Purpose: The paper aims to investigate the biological role of microRNAs secreted by preimplantation embryo into the blastocoel fluid and to detect a distinctive molecular signature for identifying embryos with the highest implantation potential. Methods: We carried on a multicenter retrospective study involving five European IVF centers. We collected 112 blastocoel fluid samples from embryos on day 5 post-fertilization, cultured individually, along with data on blastocyst grade and embryo transfer outcomes. Using a custom TLDA Array, we compared the expression levels of 89 miRNAs between 33 fluids from high-quality implanted embryos and 30 fluids from high-quality not-implanted embryos. Expression differences were assessed using SAM and t-test. Additionally, correlation and function enrichment analysis and network construction were conducted to identify the biological roles of deregulated microRNAs. Results: We identified six up-regulated microRNAs in the blastocoel fluid from implanted embryos, significantly and positively correlated across all samples (r ≥ 0.7; P ≤ 0.05).

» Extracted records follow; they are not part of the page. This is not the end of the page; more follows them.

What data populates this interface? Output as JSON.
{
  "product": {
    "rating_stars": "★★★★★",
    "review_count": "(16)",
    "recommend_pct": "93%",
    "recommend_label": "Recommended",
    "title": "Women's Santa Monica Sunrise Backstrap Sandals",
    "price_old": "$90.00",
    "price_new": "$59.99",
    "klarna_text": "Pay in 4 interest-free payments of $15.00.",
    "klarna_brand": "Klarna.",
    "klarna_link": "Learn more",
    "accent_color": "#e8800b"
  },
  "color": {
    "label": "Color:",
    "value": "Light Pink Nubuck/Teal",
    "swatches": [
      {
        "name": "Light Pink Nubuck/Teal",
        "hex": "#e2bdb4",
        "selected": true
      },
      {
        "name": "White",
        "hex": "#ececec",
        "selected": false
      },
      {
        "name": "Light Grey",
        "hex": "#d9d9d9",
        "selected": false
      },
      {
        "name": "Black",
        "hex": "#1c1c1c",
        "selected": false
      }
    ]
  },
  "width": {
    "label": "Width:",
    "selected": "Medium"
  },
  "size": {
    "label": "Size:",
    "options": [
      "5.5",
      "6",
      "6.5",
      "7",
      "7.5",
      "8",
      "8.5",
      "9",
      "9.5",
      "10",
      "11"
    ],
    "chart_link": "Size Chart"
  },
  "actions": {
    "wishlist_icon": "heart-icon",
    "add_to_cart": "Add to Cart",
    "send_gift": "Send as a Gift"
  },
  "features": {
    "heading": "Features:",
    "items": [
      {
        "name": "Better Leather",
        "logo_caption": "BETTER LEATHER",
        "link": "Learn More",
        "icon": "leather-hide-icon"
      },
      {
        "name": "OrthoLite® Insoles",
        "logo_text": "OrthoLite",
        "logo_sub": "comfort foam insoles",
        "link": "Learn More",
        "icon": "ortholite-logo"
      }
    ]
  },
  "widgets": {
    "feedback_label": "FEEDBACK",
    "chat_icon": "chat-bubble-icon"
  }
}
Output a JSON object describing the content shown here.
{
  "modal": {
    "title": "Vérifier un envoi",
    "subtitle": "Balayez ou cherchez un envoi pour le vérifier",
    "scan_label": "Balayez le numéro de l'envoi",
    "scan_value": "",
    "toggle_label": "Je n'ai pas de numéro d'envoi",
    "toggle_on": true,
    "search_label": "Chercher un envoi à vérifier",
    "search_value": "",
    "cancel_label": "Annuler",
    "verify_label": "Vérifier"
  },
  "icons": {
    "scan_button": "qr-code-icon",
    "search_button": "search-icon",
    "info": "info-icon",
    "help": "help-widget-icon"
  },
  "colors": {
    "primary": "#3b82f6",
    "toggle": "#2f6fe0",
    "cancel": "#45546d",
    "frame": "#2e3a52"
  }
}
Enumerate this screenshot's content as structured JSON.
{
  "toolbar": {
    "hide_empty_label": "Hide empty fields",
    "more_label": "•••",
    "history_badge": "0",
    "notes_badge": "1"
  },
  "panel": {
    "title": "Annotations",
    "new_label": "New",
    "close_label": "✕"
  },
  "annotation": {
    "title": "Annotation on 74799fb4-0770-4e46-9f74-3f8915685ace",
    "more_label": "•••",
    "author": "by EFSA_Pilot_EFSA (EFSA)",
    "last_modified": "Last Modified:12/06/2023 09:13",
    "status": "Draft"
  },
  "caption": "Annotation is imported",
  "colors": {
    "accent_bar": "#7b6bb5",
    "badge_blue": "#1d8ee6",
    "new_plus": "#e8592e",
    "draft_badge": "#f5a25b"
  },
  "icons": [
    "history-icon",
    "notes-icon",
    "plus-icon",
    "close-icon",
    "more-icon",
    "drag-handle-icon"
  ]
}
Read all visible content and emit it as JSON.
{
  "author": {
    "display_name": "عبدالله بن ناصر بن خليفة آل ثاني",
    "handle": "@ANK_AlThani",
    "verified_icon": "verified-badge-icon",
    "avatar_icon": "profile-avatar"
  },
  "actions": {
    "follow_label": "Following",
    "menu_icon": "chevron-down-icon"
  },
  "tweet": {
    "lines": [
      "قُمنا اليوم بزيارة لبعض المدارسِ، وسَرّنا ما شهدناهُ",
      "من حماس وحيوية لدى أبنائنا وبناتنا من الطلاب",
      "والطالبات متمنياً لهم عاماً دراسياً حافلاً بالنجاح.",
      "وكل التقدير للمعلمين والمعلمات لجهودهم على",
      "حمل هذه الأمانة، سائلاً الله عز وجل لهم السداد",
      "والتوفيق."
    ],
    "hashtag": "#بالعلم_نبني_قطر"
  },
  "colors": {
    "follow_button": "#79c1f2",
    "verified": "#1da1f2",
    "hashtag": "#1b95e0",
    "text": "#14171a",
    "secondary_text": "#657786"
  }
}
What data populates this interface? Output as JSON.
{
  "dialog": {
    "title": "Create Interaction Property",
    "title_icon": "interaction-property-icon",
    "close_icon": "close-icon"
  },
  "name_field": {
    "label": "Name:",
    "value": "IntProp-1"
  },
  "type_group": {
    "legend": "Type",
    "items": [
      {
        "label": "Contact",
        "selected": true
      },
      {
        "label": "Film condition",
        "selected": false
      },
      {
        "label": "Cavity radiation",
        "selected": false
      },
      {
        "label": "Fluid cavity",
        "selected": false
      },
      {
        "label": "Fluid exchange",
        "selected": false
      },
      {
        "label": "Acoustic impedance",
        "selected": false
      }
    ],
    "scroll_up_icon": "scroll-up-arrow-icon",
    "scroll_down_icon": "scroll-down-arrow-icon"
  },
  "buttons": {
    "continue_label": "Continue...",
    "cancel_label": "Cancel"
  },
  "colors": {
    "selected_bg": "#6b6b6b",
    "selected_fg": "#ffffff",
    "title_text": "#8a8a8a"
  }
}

They could take part in pluripotency circuits, regulating and being regulated by transcription factors associated with stemness, cell growth, and embryo development. The ROC curve analysis confirmed the potential of these miRNAs as implantation classifiers. Conclusion: The six miRNAs up-regulated in blastocoel fluid from implanted embryos may represent a functional molecular signature for evaluating blastocyst quality and identifying the most competent embryos. Their evaluation associated with non-invasive preimplantation genetic testing, integrating epigenetic and genomic analyses, could enhance implantation grade and allow for identification of the euploid embryo not able to implant.